Tiffany & Co.’s on Nov. 28 reported quarterly sales that missed estimates as Chinese tourists spent less than expected at the jeweler’s stores in the United States and Hong Kong, a shortfall that sent the company’s shares down as much 13 percent.
Investors were also disappointed by the 181-year-old company’s failure to raise its full-year profit outlook ahead of the holiday season and by growth of same-store sales at a slower pace than expected.
Chief Executive Alessandro Bogliolo tried to reassure investors that while spending outside of China was down, sales in the country were robust.
“We can speculate on the reasons for the tourist spend down outside of China but the reality is that the Tiffany brand is appealing to Chinese customers as evidenced by the continued strong sales growth in mainland China in the quarter,” he said on an investor call.
Some of the increase in demand in mainland China could be attributed to Tiffany lowering prices in the country after the Chinese government cut tariffs on luxury goods, he said.
Bogliolo said Tiffany was shifting more inventory to mainland China, where customers are spending more than abroad.
“When it comes to tourism, what we do is try to follow the customers while they spend … We are increasing our inventory in China because demand there has grown,” Bogliolo said.
“Declining Chinese tourist spending is concerning and may be reflective of strained relations with the U.S.,” said research firm Retail Metrics founder Ken Perkins, referring to the U.S.-China trade dispute. “China’s growth has been slowing so to see strong spending on the mainland is encouraging.”
Tiffany forecast full-year profit between $4.65 and $4.80 per share.

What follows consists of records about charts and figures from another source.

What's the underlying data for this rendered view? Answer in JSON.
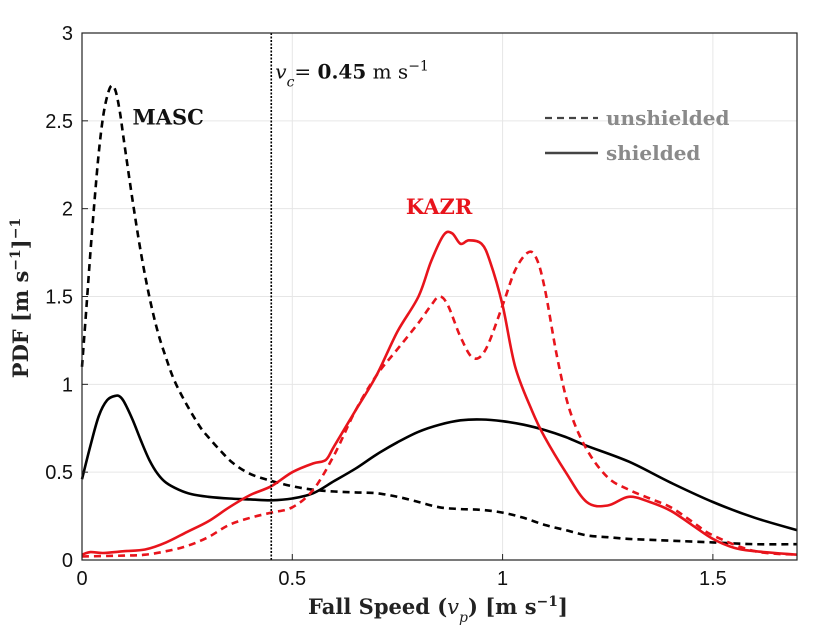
{
  "chart_data": {
    "type": "line",
    "xlabel_prefix": "Fall Speed (",
    "xlabel_var": "v",
    "xlabel_sub": "p",
    "xlabel_suffix": ") [m s",
    "xlabel_exp": "−1",
    "xlabel_close": "]",
    "ylabel_prefix": "PDF [m s",
    "ylabel_exp1": "−1",
    "ylabel_mid": "]",
    "ylabel_exp2": "−1",
    "xlim": [
      0,
      1.7
    ],
    "ylim": [
      0,
      3
    ],
    "xticks": [
      0,
      0.5,
      1,
      1.5
    ],
    "xtick_labels": [
      "0",
      "0.5",
      "1",
      "1.5"
    ],
    "yticks": [
      0,
      0.5,
      1,
      1.5,
      2,
      2.5,
      3
    ],
    "ytick_labels": [
      "0",
      "0.5",
      "1",
      "1.5",
      "2",
      "2.5",
      "3"
    ],
    "grid": true,
    "vline": {
      "x": 0.45,
      "label_var": "v",
      "label_sub": "c",
      "label_eq": "= ",
      "label_value": "0.45",
      "label_unit": " m s",
      "label_exp": "−1"
    },
    "annotations": [
      {
        "text": "MASC",
        "x": 0.12,
        "y": 2.48,
        "color": "#111111"
      },
      {
        "text": "KAZR",
        "x": 0.77,
        "y": 1.97,
        "color": "#e8141c"
      }
    ],
    "legend": {
      "position": "top-right",
      "entries": [
        {
          "label": "unshielded",
          "style": "dashed"
        },
        {
          "label": "shielded",
          "style": "solid"
        }
      ]
    },
    "series": [
      {
        "name": "MASC unshielded",
        "color": "#000000",
        "style": "dashed",
        "x": [
          0,
          0.01,
          0.02,
          0.03,
          0.04,
          0.05,
          0.06,
          0.07,
          0.08,
          0.09,
          0.1,
          0.12,
          0.14,
          0.16,
          0.18,
          0.2,
          0.22,
          0.25,
          0.28,
          0.3,
          0.33,
          0.36,
          0.4,
          0.45,
          0.5,
          0.55,
          0.6,
          0.65,
          0.7,
          0.75,
          0.8,
          0.85,
          0.9,
          0.95,
          1.0,
          1.05,
          1.1,
          1.15,
          1.2,
          1.25,
          1.3,
          1.35,
          1.4,
          1.5,
          1.6,
          1.7
        ],
        "y": [
          1.1,
          1.42,
          1.75,
          2.05,
          2.32,
          2.52,
          2.64,
          2.7,
          2.67,
          2.55,
          2.38,
          2.05,
          1.75,
          1.5,
          1.3,
          1.15,
          1.02,
          0.88,
          0.76,
          0.7,
          0.62,
          0.55,
          0.49,
          0.45,
          0.42,
          0.4,
          0.39,
          0.385,
          0.38,
          0.36,
          0.33,
          0.3,
          0.29,
          0.285,
          0.27,
          0.24,
          0.2,
          0.17,
          0.14,
          0.13,
          0.12,
          0.115,
          0.11,
          0.1,
          0.09,
          0.09
        ]
      },
      {
        "name": "MASC shielded",
        "color": "#000000",
        "style": "solid",
        "x": [
          0,
          0.02,
          0.04,
          0.06,
          0.08,
          0.09,
          0.1,
          0.12,
          0.14,
          0.16,
          0.18,
          0.2,
          0.23,
          0.26,
          0.3,
          0.35,
          0.4,
          0.45,
          0.5,
          0.55,
          0.6,
          0.65,
          0.7,
          0.75,
          0.8,
          0.85,
          0.9,
          0.95,
          1.0,
          1.05,
          1.1,
          1.15,
          1.2,
          1.3,
          1.4,
          1.5,
          1.6,
          1.7
        ],
        "y": [
          0.46,
          0.65,
          0.82,
          0.91,
          0.935,
          0.93,
          0.9,
          0.8,
          0.68,
          0.57,
          0.49,
          0.44,
          0.4,
          0.375,
          0.36,
          0.35,
          0.345,
          0.34,
          0.35,
          0.38,
          0.45,
          0.52,
          0.6,
          0.67,
          0.73,
          0.77,
          0.795,
          0.8,
          0.79,
          0.77,
          0.74,
          0.7,
          0.65,
          0.56,
          0.44,
          0.33,
          0.24,
          0.17
        ]
      },
      {
        "name": "KAZR unshielded",
        "color": "#e8141c",
        "style": "dashed",
        "x": [
          0,
          0.1,
          0.15,
          0.2,
          0.25,
          0.3,
          0.35,
          0.4,
          0.45,
          0.5,
          0.55,
          0.6,
          0.65,
          0.7,
          0.75,
          0.8,
          0.83,
          0.85,
          0.87,
          0.9,
          0.93,
          0.96,
          1.0,
          1.03,
          1.06,
          1.08,
          1.1,
          1.13,
          1.16,
          1.2,
          1.25,
          1.3,
          1.35,
          1.4,
          1.45,
          1.5,
          1.6,
          1.7
        ],
        "y": [
          0.02,
          0.025,
          0.03,
          0.05,
          0.08,
          0.13,
          0.2,
          0.24,
          0.27,
          0.3,
          0.4,
          0.6,
          0.85,
          1.05,
          1.2,
          1.35,
          1.45,
          1.5,
          1.45,
          1.27,
          1.15,
          1.2,
          1.45,
          1.65,
          1.75,
          1.72,
          1.55,
          1.15,
          0.85,
          0.63,
          0.47,
          0.4,
          0.35,
          0.3,
          0.22,
          0.14,
          0.05,
          0.03
        ]
      },
      {
        "name": "KAZR shielded",
        "color": "#e8141c",
        "style": "solid",
        "x": [
          0,
          0.02,
          0.05,
          0.1,
          0.15,
          0.2,
          0.25,
          0.3,
          0.35,
          0.4,
          0.45,
          0.5,
          0.55,
          0.58,
          0.6,
          0.65,
          0.7,
          0.75,
          0.8,
          0.83,
          0.86,
          0.88,
          0.9,
          0.92,
          0.95,
          0.97,
          1.0,
          1.03,
          1.07,
          1.1,
          1.15,
          1.2,
          1.25,
          1.3,
          1.35,
          1.4,
          1.45,
          1.5,
          1.55,
          1.6,
          1.7
        ],
        "y": [
          0.03,
          0.045,
          0.04,
          0.05,
          0.06,
          0.1,
          0.16,
          0.22,
          0.3,
          0.37,
          0.42,
          0.5,
          0.55,
          0.57,
          0.65,
          0.85,
          1.05,
          1.3,
          1.5,
          1.7,
          1.85,
          1.86,
          1.8,
          1.82,
          1.8,
          1.7,
          1.45,
          1.1,
          0.85,
          0.7,
          0.5,
          0.33,
          0.31,
          0.36,
          0.33,
          0.28,
          0.2,
          0.12,
          0.07,
          0.05,
          0.03
        ]
      }
    ]
  }
}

Analysts on average had estimated $4.83 per share.
The unchanged outlook, among other things, reflected Tiffany’s planned increases in marketing expenditure to entice younger shoppers into its stores and expenses related to the renovation of its flagship store in New York, the company said.
The jeweler has refreshed its collections with more affordable items such as pendants and earrings to appeal to millennials who have been gravitating to lower-priced competitors such as Denmark’s Pandora A/S and Signet Jewelers.
Bogliolo said the company has also invested in marketing to reach Chinese customers and tourists specifically.
“Of course if there are less Chinese tourists traveling, we divert our media from traveling locations—airports etc—more to domestic media, typically digital,” he said, citing the recent launch of its platinum and diamond collection Paper Flowers in China.
The New York-based company’s net income fell to $94.9 million, or 77 cents per share, in its fiscal third quarter, ended Oct. 31, from $100.2 million, or 80 cents per share, a year earlier.
Total revenue rose 3.7 percent to $1.01 billion.
Analysts on average expected earnings of 77 cents per share on revenue of $1.05 billion.
The company’s comparable-store sales, excluding the impact of currency changes, rose 3 percent, while analysts on average were expecting a rise of 5.3 percent, according to IBES data from Refinitiv.